[arm64future]

>Do you want ISPs to inject random crap at the top of your website?

If your ISP does this, or if you are on a sketchy network somewhere, then maybe you should not use it at all. Get a new ISP, or use a VPN if you are that worried. If the webmaster is not sharing sensitive information on his casually maintained static website, then that is good enough reason not to use HTTPS. I know it sounds... uncaring.

It is true ordinary people, who don't understand the risks could get MITM'd and never suspect a thing. For some reason I still don't care enough to put HTTPS on my shitty old flash game website. I just can't be bothered. I think that is good enough of a reason.
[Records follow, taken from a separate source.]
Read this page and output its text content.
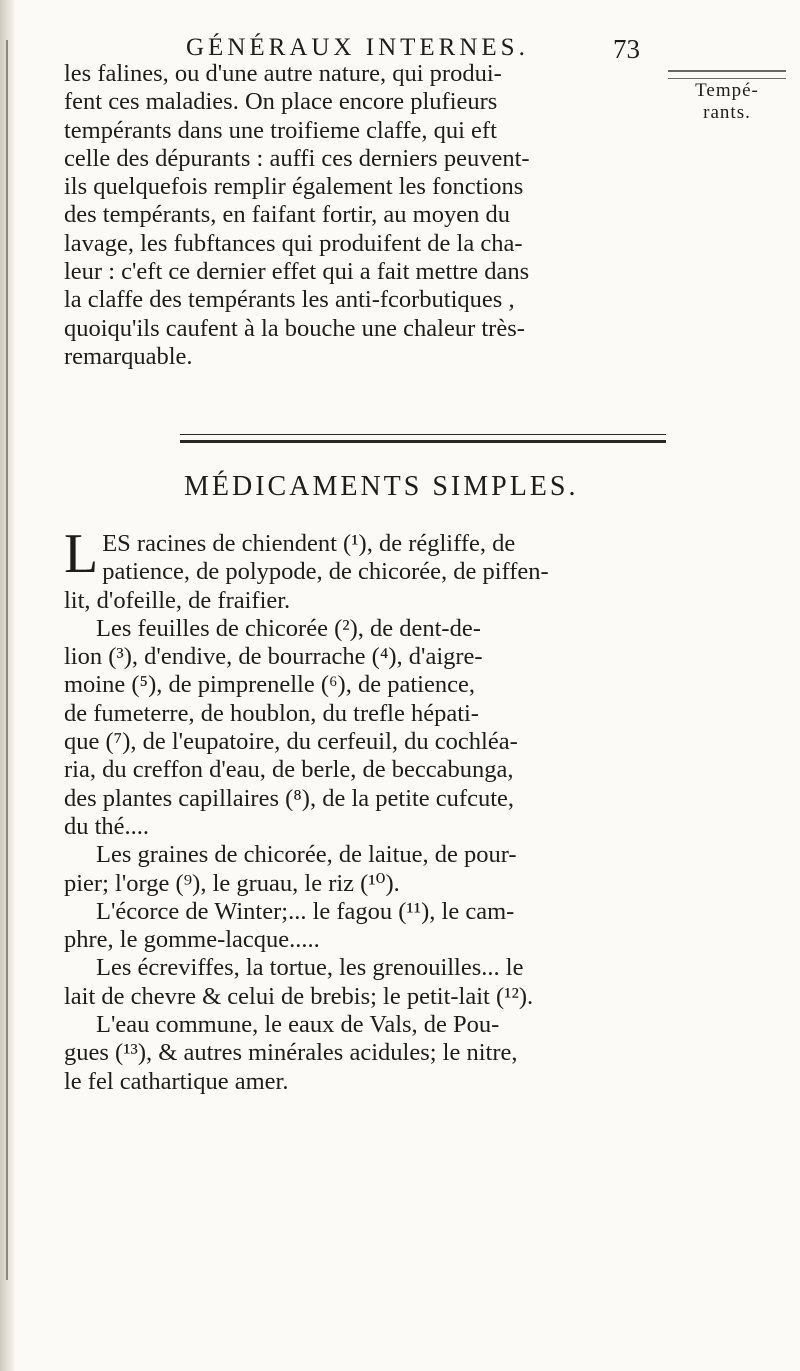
GÉNÉRAUX INTERNES.	73
les falines, ou d'une autre nature, qui produi-
fent ces maladies. On place encore plufieurs
tempérants dans une troifieme claffe, qui eft
celle des dépurants : auffi ces derniers peuvent-
ils quelquefois remplir également les fonctions
des tempérants, en faifant fortir, au moyen du
lavage, les fubftances qui produifent de la cha-
leur : c'eft ce dernier effet qui a fait mettre dans
la claffe des tempérants les anti-fcorbutiques ,
quoiqu'ils caufent à la bouche une chaleur très-
remarquable.
MÉDICAMENTS SIMPLES.
LES racines de chiendent (¹), de régliffe, de
patience, de polypode, de chicorée, de piffen-
lit, d'ofeille, de fraifier.
Les feuilles de chicorée (²), de dent-de-
lion (³), d'endive, de bourrache (⁴), d'aigre-
moine (⁵), de pimprenelle (⁶), de patience,
de fumeterre, de houblon, du trefle hépati-
que (⁷), de l'eupatoire, du cerfeuil, du cochléa-
ria, du creffon d'eau, de berle, de beccabunga,
des plantes capillaires (⁸), de la petite cufcute,
du thé....
Les graines de chicorée, de laitue, de pour-
pier; l'orge (⁹), le gruau, le riz (¹⁰).
L'écorce de Winter;... le fagou (¹¹), le cam-
phre, le gomme-lacque.....
Les écreviffes, la tortue, les grenouilles... le
lait de chevre & celui de brebis; le petit-lait (¹²).
L'eau commune, le eaux de Vals, de Pou-
gues (¹³), & autres minérales acidules; le nitre,
le fel cathartique amer.
Tempé-
rants.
Blame should go on the ISP who are MITM'ing their customers.

[rahuldottech]

Sure, but when the biggest (or only) ISPs in many countries are doing it, and you can prevent it by taking out 15 minutes to set up Let's Encrypt, that's on you.

[arm64future]

Nope. They can get a VPN, or fight against their big ISP or government to stop such dubious practices. Your point of view seems to come from a standpoint of infantilization of these users.

[rahuldottech]

You expect that from the vast majority of the population which is not tech-savvy?

[wolco]

I expect the vast majority to complain if their internet provider is putting ads into website. The bigger the company the bigger the group.